Why now? The city is midway through a major overhaul of its planning infrastructure, with Stadsbyggnadskontoret — the City Planning Office — consolidating records from at least a dozen district administrations into a single centralised system. When duplicate images appear in that system, they don't merely waste storage space. They create conflicting visual records of the same sites, leading to errors in planning applications and, in some cases, assessments based on outdated photographs of neighbourhoods that have changed substantially.
What the Experts Are Saying
Professionals working in geographic information systems and municipal data management have flagged the issue repeatedly at forums organised by Lantmäteriet, the Swedish mapping and cadastral authority. The concern is not abstract. In districts like Hammarby Sjöstad and Telefonplan — both undergoing continued densification — planning officers have reportedly encountered situations where multiple versions of the same site photograph, taken years apart, existed under identical or near-identical file names in the city's archive system. Without reliable image deduplication, it becomes harder to establish a clear chronological record of a development site.
Kungliga Tekniska Högskolan, known as KTH, has a research group focused on urban informatics that has been examining how Swedish cities manage visual data in planning workflows. Researchers there have pointed to deduplication as one of several technical gaps that municipalities need to close before AI-assisted planning tools can be deployed responsibly. The argument is straightforward: if the underlying image data is dirty, any automated analysis built on top of it will produce unreliable outputs.

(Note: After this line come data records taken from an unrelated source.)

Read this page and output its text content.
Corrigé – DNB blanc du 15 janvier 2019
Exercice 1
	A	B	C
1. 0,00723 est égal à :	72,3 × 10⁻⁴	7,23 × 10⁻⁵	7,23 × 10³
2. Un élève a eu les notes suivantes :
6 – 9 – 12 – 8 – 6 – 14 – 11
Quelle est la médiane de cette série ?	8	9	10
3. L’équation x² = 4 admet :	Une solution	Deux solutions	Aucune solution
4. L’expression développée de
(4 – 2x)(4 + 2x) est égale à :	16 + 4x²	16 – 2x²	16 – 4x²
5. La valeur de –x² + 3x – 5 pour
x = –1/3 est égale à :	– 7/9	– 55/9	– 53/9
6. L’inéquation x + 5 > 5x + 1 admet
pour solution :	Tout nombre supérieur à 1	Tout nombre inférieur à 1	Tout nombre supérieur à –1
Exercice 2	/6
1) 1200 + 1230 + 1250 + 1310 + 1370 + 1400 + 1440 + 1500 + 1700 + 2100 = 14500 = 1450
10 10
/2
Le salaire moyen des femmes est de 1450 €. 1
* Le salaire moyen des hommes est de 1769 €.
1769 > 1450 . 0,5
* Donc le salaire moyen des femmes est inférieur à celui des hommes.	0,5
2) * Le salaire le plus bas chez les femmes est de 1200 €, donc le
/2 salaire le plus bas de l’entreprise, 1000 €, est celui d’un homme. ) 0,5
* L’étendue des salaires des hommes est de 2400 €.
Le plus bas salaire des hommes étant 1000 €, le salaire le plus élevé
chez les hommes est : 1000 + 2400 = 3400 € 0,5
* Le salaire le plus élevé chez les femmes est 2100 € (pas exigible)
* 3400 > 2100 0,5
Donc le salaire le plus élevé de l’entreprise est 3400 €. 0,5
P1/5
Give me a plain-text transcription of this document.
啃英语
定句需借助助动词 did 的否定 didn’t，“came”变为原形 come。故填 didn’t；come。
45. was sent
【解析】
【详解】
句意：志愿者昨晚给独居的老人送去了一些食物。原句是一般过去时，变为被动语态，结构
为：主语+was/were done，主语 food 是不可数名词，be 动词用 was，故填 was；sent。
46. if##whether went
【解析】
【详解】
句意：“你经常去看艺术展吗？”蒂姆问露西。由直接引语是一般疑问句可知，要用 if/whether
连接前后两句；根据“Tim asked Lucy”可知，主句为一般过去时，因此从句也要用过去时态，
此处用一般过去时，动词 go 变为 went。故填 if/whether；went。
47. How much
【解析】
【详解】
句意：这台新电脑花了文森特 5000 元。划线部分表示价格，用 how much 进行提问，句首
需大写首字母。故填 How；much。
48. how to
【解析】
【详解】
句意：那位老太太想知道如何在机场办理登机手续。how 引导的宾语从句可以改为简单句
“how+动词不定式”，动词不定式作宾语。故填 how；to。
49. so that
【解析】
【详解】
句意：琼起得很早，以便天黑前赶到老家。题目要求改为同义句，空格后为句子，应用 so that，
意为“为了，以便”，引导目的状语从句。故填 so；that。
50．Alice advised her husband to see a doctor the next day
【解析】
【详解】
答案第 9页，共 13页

The Swedish Association of Local Authorities and Regions, SKR, published guidance in March 2026 recommending that all municipalities with populations above 100,000 conduct a full audit of their digital image repositories by the end of 2026. Stockholm, with a population now exceeding 1 million in the greater urban area, falls squarely within that recommendation. SKR's guidance does not carry legal force, but it is widely treated as a benchmark by municipal procurement and IT departments across the country.
Costs and Consequences
Storage is not cheap at scale. Municipal IT administrators have pointed out in internal discussions at Tekniska nämndhuset that redundant image files can represent a measurable share of overall cloud storage costs — and Stockholm's city IT budget has faced pressure since a 2025 audit recommended a 12 percent efficiency saving across digital infrastructure spending by the end of fiscal year 2026.
Beyond budget, the professional reputation of city planners is at stake. Stadsbyggnadskontoret handles roughly 4,500 planning and building permit applications per year, and visual documentation forms part of the evidentiary record in a significant proportion of them. If an applicant or an appeals body finds that the city's own archive contains contradictory image records of the same site, it weakens the authority of the planning process itself.
Officials are now looking at two parallel tracks. The first is a technical fix: deploying automated deduplication software across the archive system, a process that vendors consulted by city IT staff estimate could take three to six months to run and verify across a repository of the current size. The second is procedural — establishing clearer file-naming conventions and upload protocols so the problem does not rebuild itself over time.
For residents in rapidly changing neighbourhoods like Hagastaden and Slakthusområdet, where planning applications land frequently and the visual record of a site matters enormously to residents challenging or supporting development proposals, the stakes are tangible. City officials have indicated that a formal timeline for addressing the duplicate image problem will be set out in the autumn session of the city executive committee. Until then, archivists are working manually through the highest-priority planning zones first.